After starring in softball as a youngster in New Mexico, Erica Bailey enrolled at Chaparral High four years ago with a resumé saying she was a pitcher capable of throwing a no-hitter every time out. In her first two seasons with the Firebirds, though, Bailey’s only no-no was "no appearance."
Such is life for a young pitcher in a program with a pitching tradition such as Chaparral. Ask veteran coach Jeff Oscarson to name his top pitchers over the years and he has to pause to think so he doesn’t leave anybody out.

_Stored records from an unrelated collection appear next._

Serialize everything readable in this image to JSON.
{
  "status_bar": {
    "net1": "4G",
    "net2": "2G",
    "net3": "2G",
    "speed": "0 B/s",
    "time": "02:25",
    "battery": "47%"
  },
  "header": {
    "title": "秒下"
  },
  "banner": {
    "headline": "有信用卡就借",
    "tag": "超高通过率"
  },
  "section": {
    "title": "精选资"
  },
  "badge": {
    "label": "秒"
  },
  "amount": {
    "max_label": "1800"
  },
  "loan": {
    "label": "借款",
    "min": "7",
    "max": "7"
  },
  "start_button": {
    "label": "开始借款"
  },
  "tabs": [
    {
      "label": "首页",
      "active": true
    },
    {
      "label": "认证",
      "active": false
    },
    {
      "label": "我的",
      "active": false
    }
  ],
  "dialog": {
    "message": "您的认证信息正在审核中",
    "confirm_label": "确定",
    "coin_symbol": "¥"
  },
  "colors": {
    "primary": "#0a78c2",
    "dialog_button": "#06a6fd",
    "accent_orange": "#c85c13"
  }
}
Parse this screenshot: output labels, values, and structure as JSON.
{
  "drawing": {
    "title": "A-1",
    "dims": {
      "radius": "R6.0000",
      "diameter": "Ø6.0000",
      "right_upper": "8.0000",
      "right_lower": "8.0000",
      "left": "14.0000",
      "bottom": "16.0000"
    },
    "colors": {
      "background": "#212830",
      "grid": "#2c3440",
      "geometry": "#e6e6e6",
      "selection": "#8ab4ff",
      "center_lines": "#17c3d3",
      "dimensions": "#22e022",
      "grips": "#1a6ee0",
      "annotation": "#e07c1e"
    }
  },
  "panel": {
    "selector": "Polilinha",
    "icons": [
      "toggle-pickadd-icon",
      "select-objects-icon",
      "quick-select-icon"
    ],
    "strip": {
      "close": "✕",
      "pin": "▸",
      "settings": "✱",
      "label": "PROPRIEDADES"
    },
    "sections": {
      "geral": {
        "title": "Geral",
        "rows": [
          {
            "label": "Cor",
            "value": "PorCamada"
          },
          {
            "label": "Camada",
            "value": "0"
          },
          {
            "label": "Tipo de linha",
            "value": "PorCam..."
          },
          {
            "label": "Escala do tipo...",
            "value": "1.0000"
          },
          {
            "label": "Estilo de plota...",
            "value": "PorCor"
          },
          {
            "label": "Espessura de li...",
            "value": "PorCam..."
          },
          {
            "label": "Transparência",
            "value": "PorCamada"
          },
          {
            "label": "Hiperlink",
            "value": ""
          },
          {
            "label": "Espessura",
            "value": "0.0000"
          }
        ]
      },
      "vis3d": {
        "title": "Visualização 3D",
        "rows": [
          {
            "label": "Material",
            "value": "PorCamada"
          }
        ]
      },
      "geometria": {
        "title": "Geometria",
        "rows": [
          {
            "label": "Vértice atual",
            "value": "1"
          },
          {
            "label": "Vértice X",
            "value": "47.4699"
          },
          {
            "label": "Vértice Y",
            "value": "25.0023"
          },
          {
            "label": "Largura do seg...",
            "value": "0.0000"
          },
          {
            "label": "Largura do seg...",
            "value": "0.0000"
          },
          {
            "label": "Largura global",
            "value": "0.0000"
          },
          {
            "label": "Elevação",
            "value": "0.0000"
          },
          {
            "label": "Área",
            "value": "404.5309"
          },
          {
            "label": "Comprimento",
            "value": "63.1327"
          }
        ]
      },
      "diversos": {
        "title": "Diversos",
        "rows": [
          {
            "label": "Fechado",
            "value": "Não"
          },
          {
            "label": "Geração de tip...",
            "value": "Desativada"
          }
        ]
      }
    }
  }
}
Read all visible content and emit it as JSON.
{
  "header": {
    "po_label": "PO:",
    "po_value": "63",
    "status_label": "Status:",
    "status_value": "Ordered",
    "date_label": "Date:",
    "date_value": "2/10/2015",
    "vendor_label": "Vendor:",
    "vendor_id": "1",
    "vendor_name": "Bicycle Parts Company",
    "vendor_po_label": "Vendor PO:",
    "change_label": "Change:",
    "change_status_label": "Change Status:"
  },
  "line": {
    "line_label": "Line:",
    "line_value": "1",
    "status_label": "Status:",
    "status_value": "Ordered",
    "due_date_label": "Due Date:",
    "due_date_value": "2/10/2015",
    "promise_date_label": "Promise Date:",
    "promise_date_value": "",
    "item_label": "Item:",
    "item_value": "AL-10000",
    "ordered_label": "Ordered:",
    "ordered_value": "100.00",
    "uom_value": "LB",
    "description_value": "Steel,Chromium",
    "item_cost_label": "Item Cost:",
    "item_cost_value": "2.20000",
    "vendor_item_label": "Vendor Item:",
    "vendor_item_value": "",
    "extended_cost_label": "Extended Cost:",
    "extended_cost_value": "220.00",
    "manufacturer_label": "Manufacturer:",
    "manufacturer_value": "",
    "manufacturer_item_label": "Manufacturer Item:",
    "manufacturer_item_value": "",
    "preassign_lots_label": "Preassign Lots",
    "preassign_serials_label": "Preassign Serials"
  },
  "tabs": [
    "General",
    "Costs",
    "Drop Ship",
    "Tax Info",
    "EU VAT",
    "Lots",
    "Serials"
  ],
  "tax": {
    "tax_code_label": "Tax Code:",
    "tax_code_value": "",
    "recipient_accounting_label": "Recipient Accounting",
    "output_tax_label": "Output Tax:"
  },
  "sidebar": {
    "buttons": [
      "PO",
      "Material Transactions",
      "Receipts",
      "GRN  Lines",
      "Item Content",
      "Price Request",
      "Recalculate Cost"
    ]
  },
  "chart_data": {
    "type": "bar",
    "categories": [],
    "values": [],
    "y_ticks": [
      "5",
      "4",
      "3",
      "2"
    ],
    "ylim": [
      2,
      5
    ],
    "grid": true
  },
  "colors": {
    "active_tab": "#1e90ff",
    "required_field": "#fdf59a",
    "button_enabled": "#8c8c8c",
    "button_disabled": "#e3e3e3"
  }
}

There was Susie Parra, Erica Beach, Katie Witham and Ramie Garcia, just to name a few.
Thanks to Oscarson’s system of making sure younger pitchers get some live action, Bailey did get to toss a few games her first two seasons, but mostly in tournaments before 4A East Sky Region play began.
"I barely pitched freshman year," said Bailey, choosing her words carefully. "Sophomore year, I pitched more and was 6-0."
Bailey has been making the most of the long-awaited opportunity. After going 24-5 last year, Bailey is 14-2 this season with five no-hitters, including a streak of four in a row early in the season.
While Bailey obviously doesn’t lack confidence, even she was taken aback by the nohitter streak.
"It was amazing," said Bailey. "I didn’t even realize it until maybe like the fourth game. It’s not something like you go out, ‘I’m going to throw four no-hitters in-a-row.’
"It’s definitely not expected but it’s totally welcomed. I think a lot of the work has paid off in the preseason."
Surprisingly, Bailey said she usually doesn’t even know she has thrown a nohitter until the final out is recorded.
"You don’t talk about no-hitters," said Bailey. "After the game, I realize that I threw them, but I don’t talk about them the day after."
What is hard to believe is that Bailey didn’t know she had a no-hitter going
last week in a victory over Apache Junction. It ended up being a perfect game. You would think you would notice something like that.
"I didn’t realize it was a perfect game," said Bailey, "until the last pitch was thrown. They (A.J.) kept saying, ‘Break it up, break it up.’ I was like, ‘(break up) what?’ "
Bailey credits much of her success to the coaching she receives from Beach, who is a former Arizona State University star and now a Chaparral assistant.
"Erica Beach has been a huge part of it," said Bailey. "Because she is a pitcher and has had so much success, she helps me with the mental part of the game more than anything, like if I get freaked out or a pitch isn’t working at all, she understands it."